In the U.S., "California Man" was issued on the United Artists record label. It was flipped after release, when Lynne's "Do Ya" B-side proved more popular. It became the Move's only U.S. charting single, peaking at number 93 on the Billboard Hot 100 in November 1972. Only Wood, Lynne and drummer Bev Bevan appear on the recording. The picture sleeve has an older picture of the Move, including bassist Rick Price, who was no longer a member of the group by then. None of the Move's albums included the song in their original release; however, it does appear as a bonus track on the 1998 reissue of Message from the Country.

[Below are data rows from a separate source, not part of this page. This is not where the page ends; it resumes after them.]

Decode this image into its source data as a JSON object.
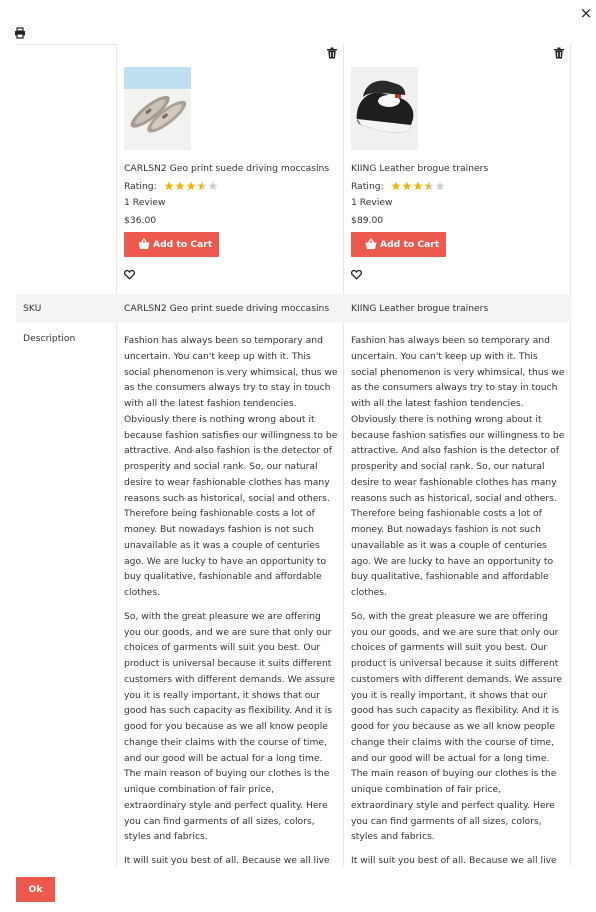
{
  "dialog": {
    "close_label": "×",
    "ok_label": "Ok"
  },
  "icons": {
    "close": "close-icon",
    "print": "print-icon",
    "delete": "trash-icon",
    "cart": "shopping-basket-icon",
    "wishlist": "heart-icon",
    "star": "star-icon"
  },
  "colors": {
    "accent": "#ed5a4d",
    "star_filled": "#f5b301",
    "star_empty": "#cccccc",
    "row_band": "#f4f4f4",
    "border": "#e6e6e6"
  },
  "rows": {
    "sku_label": "SKU",
    "description_label": "Description"
  },
  "products": [
    {
      "name": "CARLSN2 Geo print suede driving moccasins",
      "rating_label": "Rating:",
      "rating": 3.5,
      "rating_max": 5,
      "reviews": "1 Review",
      "price": "$36.00",
      "add_to_cart": "Add to Cart",
      "sku": "CARLSN2 Geo print suede driving moccasins",
      "image": "grey suede driving moccasins on light blue background",
      "description": [
        "Fashion has always been so temporary and uncertain. You can't keep up with it. This social phenomenon is very whimsical, thus we as the consumers always try to stay in touch with all the latest fashion tendencies. Obviously there is nothing wrong about it because fashion satisfies our willingness to be attractive. And also fashion is the detector of prosperity and social rank. So, our natural desire to wear fashionable clothes has many reasons such as historical, social and others. Therefore being fashionable costs a lot of money. But nowadays fashion is not such unavailable as it was a couple of centuries ago. We are lucky to have an opportunity to buy qualitative, fashionable and affordable clothes.",
        "So, with the great pleasure we are offering you our goods, and we are sure that only our choices of garments will suit you best. Our product is universal because it suits different customers with different demands. We assure you it is really important, it shows that our good has such capacity as flexibility. And it is good for you because as we all know people change their claims with the course of time, and our good will be actual for a long time. The main reason of buying our clothes is the unique combination of fair price, extraordinary style and perfect quality. Here you can find garments of all sizes, colors, styles and fabrics.",
        "It will suit you best of all. Because we all live in the time of total consuming of uncountable goods and services, and this has become the main reason for the rapid growth of a so-called"
      ]
    },
    {
      "name": "KIING Leather brogue trainers",
      "rating_label": "Rating:",
      "rating": 3.5,
      "rating_max": 5,
      "reviews": "1 Review",
      "price": "$89.00",
      "add_to_cart": "Add to Cart",
      "sku": "KIING Leather brogue trainers",
      "image": "black leather brogue trainers",
      "description": [
        "Fashion has always been so temporary and uncertain. You can't keep up with it. This social phenomenon is very whimsical, thus we as the consumers always try to stay in touch with all the latest fashion tendencies. Obviously there is nothing wrong about it because fashion satisfies our willingness to be attractive. And also fashion is the detector of prosperity and social rank. So, our natural desire to wear fashionable clothes has many reasons such as historical, social and others. Therefore being fashionable costs a lot of money. But nowadays fashion is not such unavailable as it was a couple of centuries ago. We are lucky to have an opportunity to buy qualitative, fashionable and affordable clothes.",
        "So, with the great pleasure we are offering you our goods, and we are sure that only our choices of garments will suit you best. Our product is universal because it suits different customers with different demands. We assure you it is really important, it shows that our good has such capacity as flexibility. And it is good for you because as we all know people change their claims with the course of time, and our good will be actual for a long time. The main reason of buying our clothes is the unique combination of fair price, extraordinary style and perfect quality. Here you can find garments of all sizes, colors, styles and fabrics.",
        "It will suit you best of all. Because we all live in the time of total consuming of uncountable goods and services, and this has become the main reason for the rapid growth of a so-called"
      ]
    }
  ]
}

A live vocal performance of the song survives from a 22 June 1972 repeat episode of the BBC's Top of the Pops. This was not the only televised live performance of the track. In 1977 Wood appeared on BBC Sight and Sound in Concert performing it as leader of the Wizzo Band and in 1983, on the Channel 4 GasTank, reprising it with Rick Wakeman and his band. It became a regular opening song when Wood fronted the Roy Wood Big Band on stage at various concerts from 1992 onwards.

=="Ella James"==

"Ella James" was a song written by Roy Wood and produced by him and Jeff Lynne, taken from the band's final album Message from the Country. It was first released as a single in the UK in 1971, with "No Time" from the same album on the B-side, but was quickly withdrawn in favour of "Tonight". When it was again released as a single in 1972, it was the B-side of "California Man" along with "Do Ya". The song was released on the album itself, in June 1971, where it was the second track off of the album. Wood has cited "Ella James" as one of his favorite songs to emerge from the collaboration between him and Jeff Lynne, along with Lynne's composition "The Minister".

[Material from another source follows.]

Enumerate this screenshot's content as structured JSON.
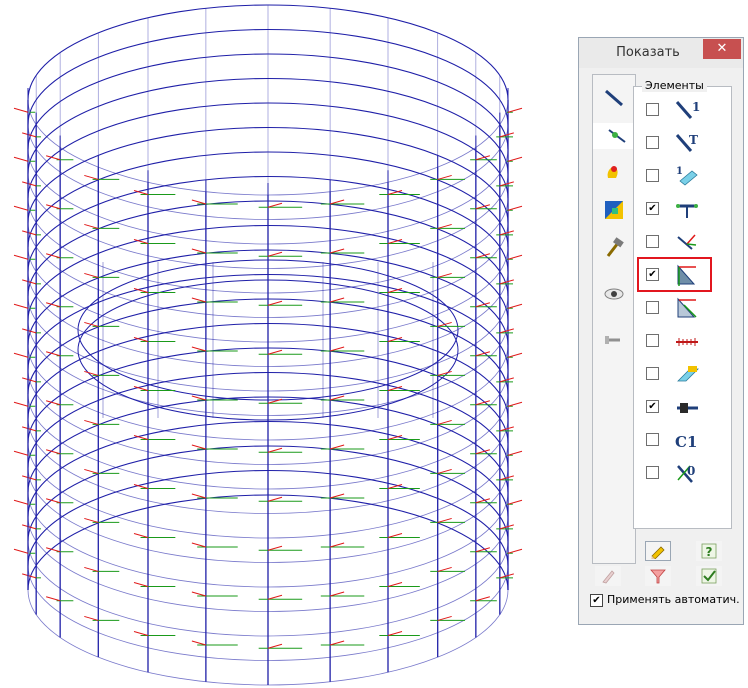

The song was covered by The Nashville Teens the same year the original version was released. They released their version as a single, backed with the song "Tennessee Woman", which was previously released as a single (backed with a cover of "Train Kept A-Rollin'") in 1970, when the band called themselves "Arizona Swamp Company". The "Ella James" single did not chart, and the group would not release a single for two years, with their planned single "You Shouldn't Have Been So Nice" (planned for 1972) being cancelled.

==Cover versions==
=== Cheap Trick version ===

"California Man" was later covered by Cheap Trick, who included it on their 1978 album Heaven Tonight and also released it as a single that year to follow up "Surrender". It failed to chart in the US and UK, but did reach number 76 on the UK Record Business Airplay Guide chart in August 1978. The Cheap Trick version incorporated an instrumental break based on the riff from another Move song, "Brontosaurus". Cash Box praised its "pounding rock 'n' roll beat and excellent guitar work by Rick Nielsen." Roy Wood, who has sometimes joined Cheap Trick on stage, has said how much he likes their rendition of the song. It is a regular feature in Cheap Trick's concert setlists, and has been included on several of the band's compilation albums.

=== Other versions ===
Cliff Richard has performed it live on occasion, as has Italian glam rock band Giuda. Drake Bell covered the song on the 2014 album Ready, Steady, Go!. Comedian Jim Davidson covered it on his 1985 LP The Jim Davidson Album. Ryan Roxie has covered the song as well on the 2018 album Imagine Your Reality with Cheap Trick singer Robin Zander adding a guest vocal appearance.